Yediğimiz gol zaten enteresandı. Tam bir şansızlık golü. Topu kaptıran Yunus’a mı kızarsın Nurullah ayaklar varken o topa kafayla çıkmasına mı? O futbolcu da o şekilde gol atacağı aklına dahi gelmezdi herhalde. Hele de Nurullah gibi uzun boylu bir kaleci varsa kalede.

Buna rağmen ortaya direnç koyduk. Hasansız bir ilk yarıda Fofana ve Yasin’in büyük çabasını gördük. Tomane istekli ama işte oralarda onu buluşturmak tüm mesele.

Görüldü ki bu maçta da takım bir kaç kişi üzerinde gidiyor. Fofana etkisi tartışılmaz. Kaç kez denediği çizgiye inmeyi bu kez başardı ve Yasin’e yaptığı pas sonrası geldi şık gol. Fofana tüm takımın üstünde göstergesi var futbol anlamında.

Golden sonra çabalar vardı ancak beklene o çok pozisyonlarımız olmadı. Çabalar yetersiz kaldı. Rakibin dirençli ve temaslı oyunu bize daha fazlasını almamızı engelledi. Daha doğrusu gününde olmayan bir orta alan ile çok rahat geçilen görüntümüz ki rakibin 2-3 direkten dönen topu oldu buna rağmen 1 puana şükrettik.

Tallo olayı tam bir talihsizlik. En azından biz öyle diyelim. İkinci yarının hemen başında topsuz alanda bıraktı kendisini yere. Ne oldu ilerleyen günlerde bakacağız ama ne diyelim Melinoviç zor gitti yerine o geldi o da 10 dk bile sürmedi sahada kalması.

Başkan kalan 3 gün içinde artık bir şeye karar verecek. Belli ki bu takıma aşırı güvendi ve dışarıdan gelen kaliteli transfer çağrılarına parasal nedenlerden kulak tıkadı. Olmuyor işte futbolda şapkadan tavşan her zaman çıkmıyor. Hele ki bizim şimdiki konjonktürde bunun olması asla mümkün değil. Aidiyet değil para için oynuyor bizdekiler.
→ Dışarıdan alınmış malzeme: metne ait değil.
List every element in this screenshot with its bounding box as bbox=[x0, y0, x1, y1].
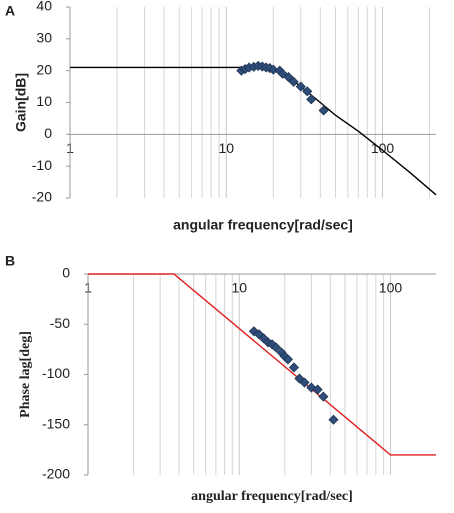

Kalan transfer günlerinde de açıkçası çok umudum yok. Çünkü kampa yetişecekti olmadı araya yetişecekti o da olmadı. Ee Avrupa transfer dönemi de bitti. Başkan öyle demişti. Avrupa bitirince bize makul gelecekler olacak. Görüldü ki evdeki hesap çarşıya uymadı. Bu arada rakiplerin bazıları da aldı başını gitti ama biz de umulan olmadı.

Artık Allah ne verdiyse modundayım. Yapacak bir şey yok. Başkan ne derse o!